Un día de verano

Un día de verano

{mosimage}Es verano. Hace mucho calor. Abro los ojos y busco la luz del día entre la penumbra de una débil oscuridad. En casa no hay actividad. Son las 10 de la mañana. Fuera, el termómetro se despereza en busca de unos grados que desalojen el frescor matutino del ambiente. Mis músculos comienzan a responder a las primeras órdenes; son las más sencillas pero a su vez también las más costosas. No son horas.

Pasan unos segundos y mi organismo se encuentra ya preparado para buscar algo de vida inteligente, más allá de los límites de mi habitación. Subo al cuarto de los niños, le cambio el pañal a la pequeña, les preparo el desayuno a los dos, desayunamos también nosotros. Vuelvo a las habitaciones, las ordeno, recojo los “restos” de la fiesta de la noche anterior, y en casa comenzamos ya a planificar el día que se despereza.

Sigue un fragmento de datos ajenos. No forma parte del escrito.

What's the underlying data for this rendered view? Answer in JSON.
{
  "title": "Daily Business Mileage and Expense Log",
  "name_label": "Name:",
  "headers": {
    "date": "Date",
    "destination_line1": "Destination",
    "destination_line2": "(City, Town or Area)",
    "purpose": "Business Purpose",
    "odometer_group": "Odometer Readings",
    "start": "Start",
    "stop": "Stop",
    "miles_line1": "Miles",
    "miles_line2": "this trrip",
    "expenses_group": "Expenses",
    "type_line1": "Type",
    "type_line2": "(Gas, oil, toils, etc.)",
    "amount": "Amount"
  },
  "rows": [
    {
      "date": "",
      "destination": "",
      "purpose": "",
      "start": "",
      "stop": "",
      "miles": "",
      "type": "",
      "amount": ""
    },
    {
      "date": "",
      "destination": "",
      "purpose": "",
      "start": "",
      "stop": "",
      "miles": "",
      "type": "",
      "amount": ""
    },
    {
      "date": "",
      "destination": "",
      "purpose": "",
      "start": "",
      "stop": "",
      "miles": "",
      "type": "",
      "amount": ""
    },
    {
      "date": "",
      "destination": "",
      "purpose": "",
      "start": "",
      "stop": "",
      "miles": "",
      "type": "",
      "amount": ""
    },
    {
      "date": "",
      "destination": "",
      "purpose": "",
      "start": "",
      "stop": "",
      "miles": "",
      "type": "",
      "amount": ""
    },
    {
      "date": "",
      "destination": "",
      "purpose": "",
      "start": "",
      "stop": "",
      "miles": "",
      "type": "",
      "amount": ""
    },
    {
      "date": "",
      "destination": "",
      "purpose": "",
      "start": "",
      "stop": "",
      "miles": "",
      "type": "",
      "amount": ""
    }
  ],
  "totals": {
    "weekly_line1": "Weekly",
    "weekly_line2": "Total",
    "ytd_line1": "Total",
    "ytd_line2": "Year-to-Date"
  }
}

Es verano. Sigue haciendo mucho calor. Estamos disfrutando de un nuevo día de vacaciones. Da gusto comprobar lo bien y lo afinada que suena la orquesta hogareña en días así. El estrés, los horarios, las prisas, el mal humor, los malentendidos, los agobios. Todo eso forma parte de un pasado que aparentemente resulta muy lejano.

A media mañana, es decir rozando el mediodía, busco mi primer destino lejos de casa. Voy a la farmacia. Queda cerca de casa, pero ni las distancias ni las colas me importan en esta época del año. Es verano. El día, como todos en este tiempo de receso, resulta maravillosamente tranquilo y relajado. El sol calienta el agua de la piscina, el mar se muestra generoso con su oleaje. Y en casa solo pensamos en aprovechar el momento ocioso.

Pero entro en esa farmacia, a escasos metros de mi casa, en Castelldefels, rodeado de un escenario, de un paisaje que no puede resultarme más familiar. Y allí me doy de bruces con la cruda realidad. Los farmacéuticos solo atienden a una persona en ese momento. Es una mujer que camina sin rumbo fijo dentro del comercio, no lleva calzado, un chorro de sangre mana de la frente y se extiende por su rostro. Tiene la mirada perdida y una niña de tres años a su vera.

Su marido acaba de agredirla y pide ayuda. Ha salido corriendo de casa, y el primer lugar en el que ha encontrado cobijo es esa farmacia. Me quedo petrificado, casi sin respiración, veo el miedo dibujado en su mirada. Su cara no deja de sangrar; la niña no sonríe, tampoco llora, solo aguanta de pie, cogida de la mano de su madre herida. Una dependienta marca el número de teléfono de los Mossos d’Esquadra y pide ayuda urgente. Todo pasa ante mi atenta mirada pero tengo la impresión de que nadie se ha percatado todavía de mi presencia allí. En pocos segundos reclaman mi atención desde el mostrador y me atienden con los nervios, todavía a flor de piel.

Salgo de la farmacia y tras de mí dejo una página de sucesos. Son los retazos reales  de un suceso cruel, macabro, obsceno, nauseabundo, vil y cobarde. Cuando entro en el coche, me doy cuenta de que, a pesar de todo, la vida ahí fuera sigue siendo la misma que yo dejé hace algunas semanas, cuando salí por última vez de mi oficina. Hoy no voy a disfrutar ni del sol, ni de los niños ni del baño en la piscina. Hoy ese terrorista doméstico me ha enseñado a odiarle sin saber ni tan siquiera de qué vecino se trata. Ojalá algún día esa mujer recupere sus zapatillas perdidas, y con ellas su dignidad.